Between the capabilities of R there is the possibility of querying databases thorough R. The DBMS that I know more it’s PostgreSQL. What I like about it, that it is an open source object-relational DBMS. It’s so simple, an also it has an extension for Spatial and Geographical objects called PostGIS.

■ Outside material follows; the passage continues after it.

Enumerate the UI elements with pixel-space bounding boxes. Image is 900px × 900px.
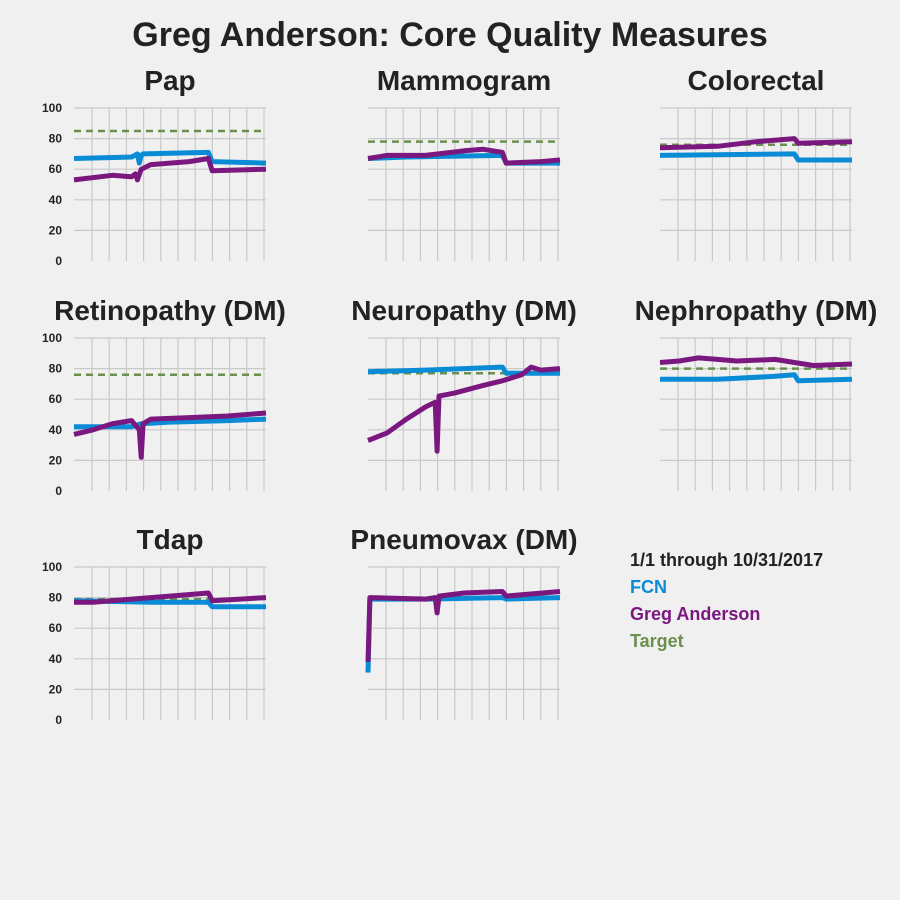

Thus, the DBI (Database Interface) package I’ve chosen for querying PostgreSQL is RPostgreSQL. To work with it, just I have to download the package from the Repository and use the following code:

library(RPostgreSQL)

drv <- dbDriver("PostgreSQL")
con <- dbConnect(drv, host = "localhost", user= "***", password="***", dbname="Procesos_UChile")

dbListConnections(drv)
dbGetInfo(drv)
summary(con)

df = dbReadTable(con,'etapas_sept_2013')
summary(df)
head(df, 3)
dbDisconnect(con)

This DBI is a nice product, but it’s limited by the ram, this problem appears when I tried to read a table over 10GB. So, I’m stuck on here. I know, this year was released a library called PivotalR, which allows you to manage big amounts of data with the library madlib.

Pivotal is a software company that provides software and services for the development of custom applications for data and analytics based on cloud computing technology.

And they made a an open-source library for scalable in-database analytics that provides data parallel implementations of mathematical, statistical and machine-learning methods for structured and unstructured data called Madlib.

The next step is trying to installing this library on ubuntu to see how it works. The instructions are on this URL:

https://gist.github.com/thinkerbot/8699369

You can also watch a presentation of PivotalR with a demo on the following video:
https://www.youtube.com/watch?v=6cmyRCMY6j0

My First Post

The motivation of this blog, is because I'm on the process of learning R. I studied Geographical Engineering, we always used softwares, but we never saw R, not even for doing some stats; so I didn't know what it was.
When I had to do the thesis a teacher told me to do everything on R; so, thence I knew how amazing it is. Though, still I'm a beginner.
A couple of months ago, I watched some videos from R-bloggers; there some R gurú told that the best way to learn is doing a blog. So, here I am; and, also it has a double purpose, because it will help me to improve my writing skills.

For posting this, I'm using R, just I followed the excellent code from William K. Morris’s Blog.